Source: Fnatic Source: Fnatic

Taking this swap at face value, Godsent would appear to be the clear winner between the two outfits. The dynamic talents of JW and Flusha more than compensate for the high fragging abilities of Twist, whilst the stability provided by Krimz gives Pronax options that he lacked with his prior roster in so far as strategy and setups go.

Of course, Fnatic will still be a force to reckon with as they retain one of the best pistol players in the game in Dennis, and one of the best players of all time in Olof. Adding Twist to the mix will give Fnatic a high fragging player they can rely on, and their immediate success will hinge on Wenton and Lekr0 being able to take their game to the next level.

Source: Fnatic
Source: Fnatic

Perhaps this was a long time coming, as greatness comes with a cost. Fnatic writer Sven “Lepertum” Van Herck cited some turmoil within the roster stemming from spending such a long time together. The expectations that had been created for this god-squad inevitably caused tensions within the team, culminating with some evident frustration in their final match together at the Cologne Major where they fell rather hard to the underdog Team Liquid in the semi-finals. Speculation that roster changes were in order for Fnatic was plentiful, but almost no one expected changes of this magnitude.

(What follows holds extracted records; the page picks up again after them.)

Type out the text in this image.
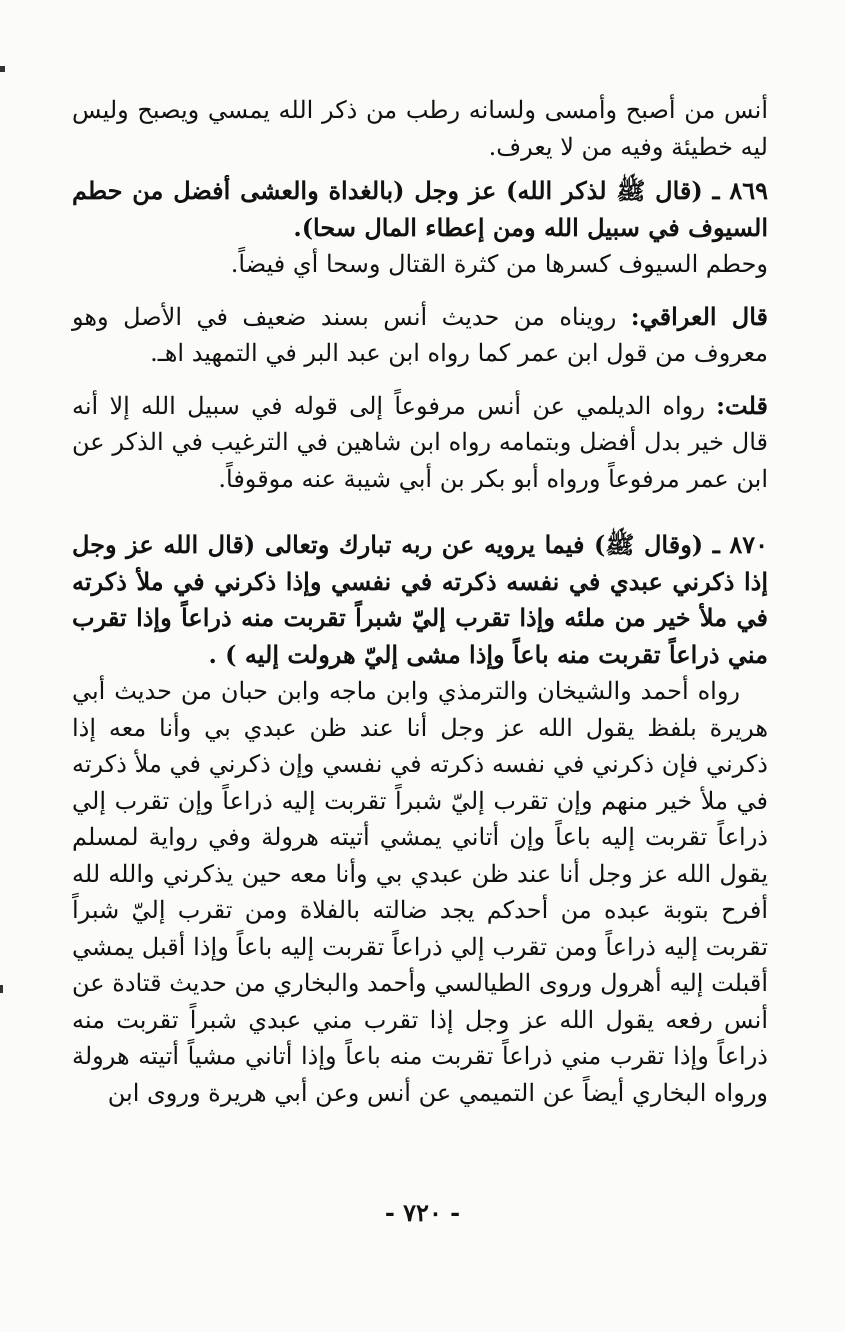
أنس من أصبح وأمسى ولسانه رطب من ذكر الله يمسي ويصبح وليس ليه خطيئة وفيه من لا يعرف.

٨٦٩ ـ (قال ﷺ لذكر الله) عز وجل (بالغداة والعشى أفضل من حطم السيوف في سبيل الله ومن إعطاء المال سحا).

وحطم السيوف كسرها من كثرة القتال وسحا أي فيضاً.

قال العراقي: رويناه من حديث أنس بسند ضعيف في الأصل وهو معروف من قول ابن عمر كما رواه ابن عبد البر في التمهيد اهـ.

قلت: رواه الديلمي عن أنس مرفوعاً إلى قوله في سبيل الله إلا أنه قال خير بدل أفضل وبتمامه رواه ابن شاهين في الترغيب في الذكر عن ابن عمر مرفوعاً ورواه أبو بكر بن أبي شيبة عنه موقوفاً.

٨٧٠ ـ (وقال ﷺ) فيما يرويه عن ربه تبارك وتعالى (قال الله عز وجل إذا ذكرني عبدي في نفسه ذكرته في نفسي وإذا ذكرني في ملأ ذكرته في ملأ خير من ملئه وإذا تقرب إليّ شبراً تقربت منه ذراعاً وإذا تقرب مني ذراعاً تقربت منه باعاً وإذا مشى إليّ هرولت إليه ) .

رواه أحمد والشيخان والترمذي وابن ماجه وابن حبان من حديث أبي هريرة بلفظ يقول الله عز وجل أنا عند ظن عبدي بي وأنا معه إذا ذكرني فإن ذكرني في نفسه ذكرته في نفسي وإن ذكرني في ملأ ذكرته في ملأ خير منهم وإن تقرب إليّ شبراً تقربت إليه ذراعاً وإن تقرب إلي ذراعاً تقربت إليه باعاً وإن أتاني يمشي أتيته هرولة وفي رواية لمسلم يقول الله عز وجل أنا عند ظن عبدي بي وأنا معه حين يذكرني والله لله أفرح بتوبة عبده من أحدكم يجد ضالته بالفلاة ومن تقرب إليّ شبراً تقربت إليه ذراعاً ومن تقرب إلي ذراعاً تقربت إليه باعاً وإذا أقبل يمشي أقبلت إليه أهرول وروى الطيالسي وأحمد والبخاري من حديث قتادة عن أنس رفعه يقول الله عز وجل إذا تقرب مني عبدي شبراً تقربت منه ذراعاً وإذا تقرب مني ذراعاً تقربت منه باعاً وإذا أتاني مشياً أتيته هرولة ورواه البخاري أيضاً عن التميمي عن أنس وعن أبي هريرة وروى ابن

- ٧٢٠ -
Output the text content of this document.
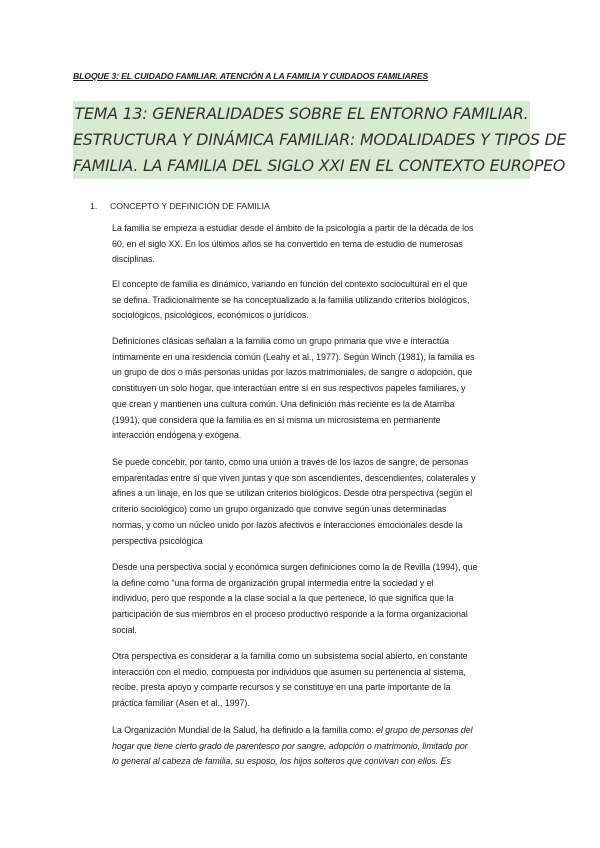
BLOQUE 3: EL CUIDADO FAMILIAR. ATENCIÓN A LA FAMILIA Y CUIDADOS FAMILIARES
TEMA 13: GENERALIDADES SOBRE EL ENTORNO FAMILIAR.
ESTRUCTURA Y DINÁMICA FAMILIAR: MODALIDADES Y TIPOS DE
FAMILIA. LA FAMILIA DEL SIGLO XXI EN EL CONTEXTO EUROPEO
1. CONCEPTO Y DEFINICIÓN DE FAMILIA
La familia se empieza a estudiar desde el ámbito de la psicología a partir de la década de los
60, en el siglo XX. En los últimos años se ha convertido en tema de estudio de numerosas
disciplinas.
El concepto de familia es dinámico, variando en función del contexto sociocultural en el que
se defina. Tradicionalmente se ha conceptualizado a la familia utilizando criterios biológicos,
sociológicos, psicológicos, económicos o jurídicos.
Definiciones clásicas señalan a la familia como un grupo primaria que vive e interactúa
íntimamente en una residencia común (Leahy et al., 1977). Según Winch (1981), la familia es
un grupo de dos o más personas unidas por lazos matrimoniales, de sangre o adopción, que
constituyen un solo hogar, que interactúan entre sí en sus respectivos papeles familiares, y
que crean y mantienen una cultura común. Una definición más reciente es la de Atarriba
(1991), que considera que la familia es en sí misma un microsistema en permanente
interacción endógena y exógena.
Se puede concebir, por tanto, como una unión a través de los lazos de sangre, de personas
emparentadas entre sí que viven juntas y que son ascendientes, descendientes, colaterales y
afines a un linaje, en los que se utilizan criterios biológicos. Desde otra perspectiva (según el
criterio sociológico) como un grupo organizado que convive según unas determinadas
normas, y como un núcleo unido por lazos afectivos e interacciones emocionales desde la
perspectiva psicológica
Desde una perspectiva social y económica surgen definiciones como la de Revilla (1994), que
la define como “una forma de organización grupal intermedia entre la sociedad y el
individuo, pero que responde a la clase social a la que pertenece, lo que significa que la
participación de sus miembros en el proceso productivo responde a la forma organizacional
social.
Otra perspectiva es considerar a la familia como un subsistema social abierto, en constante
interacción con el medio, compuesta por individuos que asumen su pertenencia al sistema,
recibe, presta apoyo y comparte recursos y se constituye en una parte importante de la
práctica familiar (Asen et al., 1997).
La Organización Mundial de la Salud, ha definido a la familia como: el grupo de personas del
hogar que tiene cierto grado de parentesco por sangre, adopción o matrimonio, limitado por
lo general al cabeza de familia, su esposo, los hijos solteros que convivan con ellos. Es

“Being together in a team for a long period means that small issues can easily turn into bigger issues. These issues can then weed their way into fundamental team dynamics, affecting the chemistry needed for success.

“Over the last months something similar has been brewing inside of our team, and regardless of the efforts all parties have tried to make to resolve the internal issues, it reached a point where there was a clear division within the team.

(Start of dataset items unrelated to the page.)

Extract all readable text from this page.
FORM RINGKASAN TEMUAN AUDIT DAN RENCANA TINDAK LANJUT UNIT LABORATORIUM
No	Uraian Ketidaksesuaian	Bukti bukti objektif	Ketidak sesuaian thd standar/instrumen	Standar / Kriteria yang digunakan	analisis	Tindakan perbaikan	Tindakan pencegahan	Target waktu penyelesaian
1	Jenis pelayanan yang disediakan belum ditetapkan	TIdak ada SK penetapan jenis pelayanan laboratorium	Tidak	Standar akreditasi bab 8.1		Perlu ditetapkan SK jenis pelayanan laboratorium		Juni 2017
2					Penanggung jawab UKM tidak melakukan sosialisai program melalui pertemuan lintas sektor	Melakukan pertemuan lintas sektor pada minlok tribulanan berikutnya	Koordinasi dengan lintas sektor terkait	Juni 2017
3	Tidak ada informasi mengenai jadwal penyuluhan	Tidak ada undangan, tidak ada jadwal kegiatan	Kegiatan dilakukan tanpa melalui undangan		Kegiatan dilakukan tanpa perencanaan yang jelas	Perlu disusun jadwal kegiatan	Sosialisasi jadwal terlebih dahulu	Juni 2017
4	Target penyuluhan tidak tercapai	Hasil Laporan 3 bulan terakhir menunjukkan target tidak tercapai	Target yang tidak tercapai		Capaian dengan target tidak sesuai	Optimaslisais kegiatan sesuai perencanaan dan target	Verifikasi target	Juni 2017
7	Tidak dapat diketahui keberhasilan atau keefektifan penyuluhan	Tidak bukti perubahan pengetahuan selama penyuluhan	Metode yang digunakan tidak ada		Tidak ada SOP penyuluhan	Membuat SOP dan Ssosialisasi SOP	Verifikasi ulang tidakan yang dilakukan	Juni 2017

“Both parties felt that it was necessary to split the team up in order for future growth, and the rebuilding of the chemistry needed for success.”

Fnatic Official Statement

The real victors of all these roster chops and changes? Neither Fnatic or Godsent – but their top tier rivals SK Gaming and Natus Vincere. Having split a team that could realistically win any major in half, what’s left is two rosters that can comfortably make it to a quarter finals, but would be gobbled up SK Gaming and NaVi, bolstered by the powerhouse S1mple.